Pejabat senior pertahanan siber Ukraina, Victor Zhora, menolak berkomentar ketika ditanya tentang temuan ESET.

Sementara, Technical Director Symantec Threat Intelligence, Vikram Thakur, mengatakan organisasinya telah mendeteksi bahwa lembaga keuangan Ukraina serta kontraktor pemerintah Ukraina di Latvia dan Lithuania terkena malware penghapus.

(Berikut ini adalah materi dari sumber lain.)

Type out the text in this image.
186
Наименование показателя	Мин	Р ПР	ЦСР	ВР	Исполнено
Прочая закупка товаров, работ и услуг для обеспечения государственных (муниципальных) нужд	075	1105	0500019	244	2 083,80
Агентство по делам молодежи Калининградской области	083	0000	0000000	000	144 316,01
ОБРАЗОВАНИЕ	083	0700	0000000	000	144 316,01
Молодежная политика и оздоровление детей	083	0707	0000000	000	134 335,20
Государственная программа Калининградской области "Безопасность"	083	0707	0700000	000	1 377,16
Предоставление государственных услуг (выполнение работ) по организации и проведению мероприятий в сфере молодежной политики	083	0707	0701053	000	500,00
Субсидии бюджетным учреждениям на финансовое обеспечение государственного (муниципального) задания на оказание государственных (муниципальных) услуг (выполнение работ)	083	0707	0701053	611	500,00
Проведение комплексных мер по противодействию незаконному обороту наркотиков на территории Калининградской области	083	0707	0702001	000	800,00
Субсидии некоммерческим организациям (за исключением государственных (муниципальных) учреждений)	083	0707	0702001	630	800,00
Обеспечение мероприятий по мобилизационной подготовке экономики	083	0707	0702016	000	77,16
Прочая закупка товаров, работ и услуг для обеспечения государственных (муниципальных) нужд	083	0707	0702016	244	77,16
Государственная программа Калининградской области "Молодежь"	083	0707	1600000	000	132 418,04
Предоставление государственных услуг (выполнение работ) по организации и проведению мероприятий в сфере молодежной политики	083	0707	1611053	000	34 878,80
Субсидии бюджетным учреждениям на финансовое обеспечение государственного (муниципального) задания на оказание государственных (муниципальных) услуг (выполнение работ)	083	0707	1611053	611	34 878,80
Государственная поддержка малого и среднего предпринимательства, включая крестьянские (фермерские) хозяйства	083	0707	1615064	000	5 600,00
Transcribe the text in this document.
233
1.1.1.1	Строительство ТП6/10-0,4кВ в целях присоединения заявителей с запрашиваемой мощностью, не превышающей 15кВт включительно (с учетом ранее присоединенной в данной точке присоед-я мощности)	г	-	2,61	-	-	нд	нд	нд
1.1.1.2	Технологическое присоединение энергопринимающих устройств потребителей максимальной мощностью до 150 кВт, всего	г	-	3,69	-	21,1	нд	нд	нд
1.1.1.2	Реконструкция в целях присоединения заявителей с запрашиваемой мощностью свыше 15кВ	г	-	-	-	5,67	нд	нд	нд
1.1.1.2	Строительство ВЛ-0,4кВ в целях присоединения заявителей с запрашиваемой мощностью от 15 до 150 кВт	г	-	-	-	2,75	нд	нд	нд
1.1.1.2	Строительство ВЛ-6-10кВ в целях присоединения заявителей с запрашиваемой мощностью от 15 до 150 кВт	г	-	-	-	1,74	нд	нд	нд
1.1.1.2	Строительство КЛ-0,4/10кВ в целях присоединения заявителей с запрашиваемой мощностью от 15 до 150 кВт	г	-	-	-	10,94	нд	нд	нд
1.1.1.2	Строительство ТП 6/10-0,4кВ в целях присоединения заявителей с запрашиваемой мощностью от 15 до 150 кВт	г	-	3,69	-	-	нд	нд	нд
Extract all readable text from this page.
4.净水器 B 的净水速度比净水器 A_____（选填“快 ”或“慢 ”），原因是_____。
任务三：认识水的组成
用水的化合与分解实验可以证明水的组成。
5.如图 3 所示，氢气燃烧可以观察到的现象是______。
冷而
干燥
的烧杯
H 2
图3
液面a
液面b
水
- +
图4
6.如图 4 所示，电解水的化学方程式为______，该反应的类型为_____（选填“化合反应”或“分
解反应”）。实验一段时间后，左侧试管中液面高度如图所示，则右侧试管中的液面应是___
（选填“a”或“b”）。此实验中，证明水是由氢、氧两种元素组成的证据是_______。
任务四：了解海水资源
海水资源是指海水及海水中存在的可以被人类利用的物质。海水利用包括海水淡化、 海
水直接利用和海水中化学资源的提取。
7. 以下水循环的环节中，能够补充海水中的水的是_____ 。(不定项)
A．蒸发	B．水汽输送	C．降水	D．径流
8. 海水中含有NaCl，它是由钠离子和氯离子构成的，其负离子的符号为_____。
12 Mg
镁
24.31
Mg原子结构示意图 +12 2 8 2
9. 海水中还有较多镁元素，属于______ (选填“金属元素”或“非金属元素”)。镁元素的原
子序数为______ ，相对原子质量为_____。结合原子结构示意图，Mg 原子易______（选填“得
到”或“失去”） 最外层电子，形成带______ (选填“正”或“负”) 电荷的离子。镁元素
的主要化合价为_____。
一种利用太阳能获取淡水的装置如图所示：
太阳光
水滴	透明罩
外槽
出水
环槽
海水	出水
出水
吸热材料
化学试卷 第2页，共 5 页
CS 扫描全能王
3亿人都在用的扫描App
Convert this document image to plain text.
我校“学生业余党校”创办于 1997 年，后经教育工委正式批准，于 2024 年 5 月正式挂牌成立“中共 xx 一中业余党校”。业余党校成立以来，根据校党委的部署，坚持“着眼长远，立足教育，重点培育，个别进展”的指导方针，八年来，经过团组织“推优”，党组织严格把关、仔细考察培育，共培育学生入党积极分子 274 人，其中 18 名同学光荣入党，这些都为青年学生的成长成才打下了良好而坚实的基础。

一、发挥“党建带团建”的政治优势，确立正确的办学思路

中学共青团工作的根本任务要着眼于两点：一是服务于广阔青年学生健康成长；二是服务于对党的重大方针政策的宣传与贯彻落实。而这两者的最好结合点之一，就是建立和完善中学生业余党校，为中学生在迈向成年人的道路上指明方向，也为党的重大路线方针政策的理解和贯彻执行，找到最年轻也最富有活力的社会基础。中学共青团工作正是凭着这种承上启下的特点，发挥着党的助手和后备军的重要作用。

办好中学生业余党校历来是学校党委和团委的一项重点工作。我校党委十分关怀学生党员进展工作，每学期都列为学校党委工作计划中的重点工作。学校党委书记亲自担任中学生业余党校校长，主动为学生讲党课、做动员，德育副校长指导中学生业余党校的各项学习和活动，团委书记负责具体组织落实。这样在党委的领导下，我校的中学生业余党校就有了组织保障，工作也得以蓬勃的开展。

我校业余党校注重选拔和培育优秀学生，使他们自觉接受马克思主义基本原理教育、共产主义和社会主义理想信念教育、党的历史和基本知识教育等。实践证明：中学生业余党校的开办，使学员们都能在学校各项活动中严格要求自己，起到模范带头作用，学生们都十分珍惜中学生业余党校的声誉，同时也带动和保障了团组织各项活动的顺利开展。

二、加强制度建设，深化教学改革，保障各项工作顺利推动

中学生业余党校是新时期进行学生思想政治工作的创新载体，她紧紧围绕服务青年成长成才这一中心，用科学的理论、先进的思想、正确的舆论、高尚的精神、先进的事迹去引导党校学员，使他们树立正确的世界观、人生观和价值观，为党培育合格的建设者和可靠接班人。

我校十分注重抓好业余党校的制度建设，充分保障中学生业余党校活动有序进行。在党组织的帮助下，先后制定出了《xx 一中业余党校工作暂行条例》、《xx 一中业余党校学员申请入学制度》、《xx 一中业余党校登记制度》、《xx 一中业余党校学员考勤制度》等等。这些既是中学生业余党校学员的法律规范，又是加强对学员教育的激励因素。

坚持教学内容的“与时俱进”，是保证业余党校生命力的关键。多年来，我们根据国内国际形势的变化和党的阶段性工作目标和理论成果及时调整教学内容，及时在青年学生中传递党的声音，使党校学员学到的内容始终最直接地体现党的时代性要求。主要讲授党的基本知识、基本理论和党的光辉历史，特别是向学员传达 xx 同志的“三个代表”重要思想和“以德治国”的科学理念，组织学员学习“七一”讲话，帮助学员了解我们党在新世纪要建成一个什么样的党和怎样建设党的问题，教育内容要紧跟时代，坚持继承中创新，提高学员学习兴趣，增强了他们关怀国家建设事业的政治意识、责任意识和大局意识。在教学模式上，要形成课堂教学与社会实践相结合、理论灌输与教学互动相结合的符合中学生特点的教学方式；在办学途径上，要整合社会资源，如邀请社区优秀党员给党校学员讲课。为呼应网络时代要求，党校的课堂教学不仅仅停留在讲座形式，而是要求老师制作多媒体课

Dia mengatakan sekitar 50 komputer di organisasi keuangan—tanpa menyebutkan namanya—itu terkena dampak malware, beberapa dengan data dihapus.

Serangan DDOS ke situs web pemerintah

Situs web untuk kementerian pertahanan dan luar negeri Ukraina dan salah satu bank komersial terbesar di negara itu terkena dampak serangan penolakan layanan (DDoS) terdistribusi.

Menteri Transformasi Digital Ukraina Mykhailo Fedorov menggambarkannya sebagai "serangan DDoS massal terhadap negara kita".

Situs segera dapat dijangkau kembali setelah responden beralih ke penyedia layanan perlindungan DDoS yang berbeda.

Namun beberapa waktu usai itu, situs web kementerian luar negeri dan dewan menteri kembali tidak dapat diakses, dan situs lain lambat dimuat. Kondisi itu ditengarai menunjukkan bahwa serangan DDoS terus berlanjut, meskipun tidak ada konfirmasi resmi.